The ongoing replacement of fossil fuel-based power plants by inverter-based generation is posing severe challenges to system planning and operation in power grids. Novel sources are supposed to take the responsibility of maintaining grid stability and providing adequate services. In particular, black start is one functionality that, as of today, still relies on the presence of conventional power plants, to the extent that some of these need to be kept online for the sole purpose of providing black start capabilities if needed. In comparison with conventional power plants, inverter-based resources are very flexible and controllable, but are characterized by their limited ratings.

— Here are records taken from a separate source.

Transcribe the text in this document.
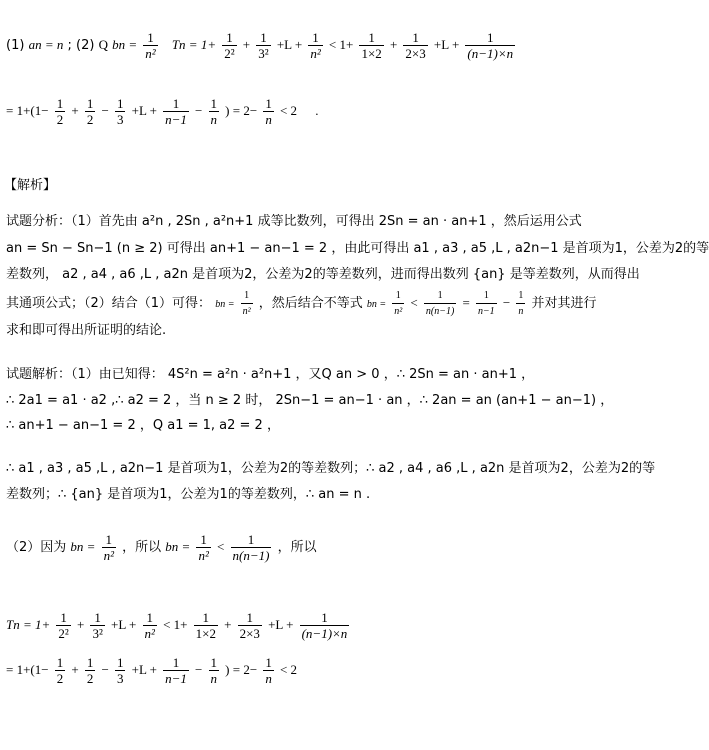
(1) an = n ; (2) Q bn = $\frac{1}{\text{n²}}$ $Tn = 1+ \frac{1}{\text{2²}} + \frac{1}{\text{3²}} +L + \frac{1}{\text{n²}} < 1+ \frac{1}{1\times 2} + \frac{1}{2\times 3} +L + \frac{1}{(n-1)\times n}$
= $1+(1- \frac{1}{2} + \frac{1}{2} - \frac{1}{3} +L + \frac{1}{n-1} - \frac{1}{n}$ ) = $2- \frac{1}{n} < 2$ .
【解析】
试题分析：（1）首先由 a²n , 2Sn , a²n+1 成等比数列，可得出 2Sn = an · an+1 ，然后运用公式
an = Sn − Sn−1 (n ≥ 2) 可得出 an+1 − an−1 = 2 ，由此可得出 a1 , a3 , a5 ,L , a2n−1 是首项为1，公差为2的等
差数列， a2 , a4 , a6 ,L , a2n 是首项为2，公差为2的等差数列，进而得出数列 {an} 是等差数列，从而得出
其通项公式；（2）结合（1）可得： bn = $\frac{1}{\text{n²}}$ ，然后结合不等式 bn = $\frac{1}{\text{n²}} < \frac{1}{n(n-1)} = \frac{1}{n-1} - \frac{1}{n}$ 并对其进行
求和即可得出所证明的结论.
试题解析：（1）由已知得： 4S²n = a²n · a²n+1 ，又Q an > 0 ，∴ 2Sn = an · an+1 ，
∴ 2a1 = a1 · a2 ,∴ a2 = 2 ，当 n ≥ 2 时， 2Sn−1 = an−1 · an ，∴ 2an = an (an+1 − an−1) ，
∴ an+1 − an−1 = 2 ，Q a1 = 1, a2 = 2 ，
∴ a1 , a3 , a5 ,L , a2n−1 是首项为1，公差为2的等差数列；∴ a2 , a4 , a6 ,L , a2n 是首项为2，公差为2的等
差数列；∴ {an} 是首项为1，公差为1的等差数列，∴ an = n .
（2）因为 bn = $\frac{1}{\text{n²}}$ ，所以 bn = $\frac{1}{\text{n²}} < \frac{1}{n(n-1)}$ ，所以
$Tn = 1+ \frac{1}{\text{2²}} + \frac{1}{\text{3²}} +L + \frac{1}{\text{n²}} < 1+ \frac{1}{1\times 2} + \frac{1}{2\times 3} +L + \frac{1}{(n-1)\times n}$
= $1+(1- \frac{1}{2} + \frac{1}{2} - \frac{1}{3} +L + \frac{1}{n-1} - \frac{1}{n}$ ) = $2- \frac{1}{n} < 2$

In this work we focus on the restoration of MV grids, under the assumption that a top-down restoration is not possible, given that the high voltage grid is not available. The MV grid aims at restoring the power using the generation units present in its grid. We consider the case of a MV grid in the Austrian province of Styria, equipped with a storage unit and distributed photovoltaic (PV) units, forming a hybrid power plant. These types of configurations are as of lately gaining popularity, as the different dynamic characteristics of each asset can be leveraged to provide a wide range of services, considering all time scales. As a by-product, in this work the minimum required rating of said battery will be explored. While PV plus storage for black start has already been explored, the focus has been on the unit behaviour and long-term feasibility. Instead, here we focus on the system-wide transient aspects that occur during the early (and critical) phase of the grid restoration process. Long term, the MV grid is supposed to be resupplied by the transmission grid once this is re-energized. We assume the presence of a central controller that is able to receive the status of the grid and send commands to the storage unit and the PV systems.

In our proposed strategy, the storage unit first soft energizes the medium voltage lines and some of the MV/LV transformers (as many as possible), and afterwards connects the PV unit to leverage its reactive power capabilities. Given the smaller ratings of inverters (compared to conventional generation), it is expected that the collaboration of inverter-based resources would be needed to properly black start a grid of a decent size. This would drastically augment the amount of reactive power available for the black start. Then, the rest of the transformers can be connected in a sequentially manner. Finally, critical loads can be connected.

The proposed ideas have been evaluated against a medium voltage grid in Austria, equipped with a battery and a large PV facility with adequate performance of the grid and the inverter-based generation. The starting model is provided by the distribution system operator (DSO), namely Energienetze Steiermark. The model corresponds to a MV grid with 174 transformers, 323 lines, 1465 switches and 469 loads. Next to the planned storage unit, a solar plant rated at 1MW is to be installed. The connection to the transmission grid is assumed to be open, as the initial status corresponds to a system wide blackout. Simulation results show the adequate response of the inverter-based resources and the successful grid restoration, despite the large number of transformers to be energized.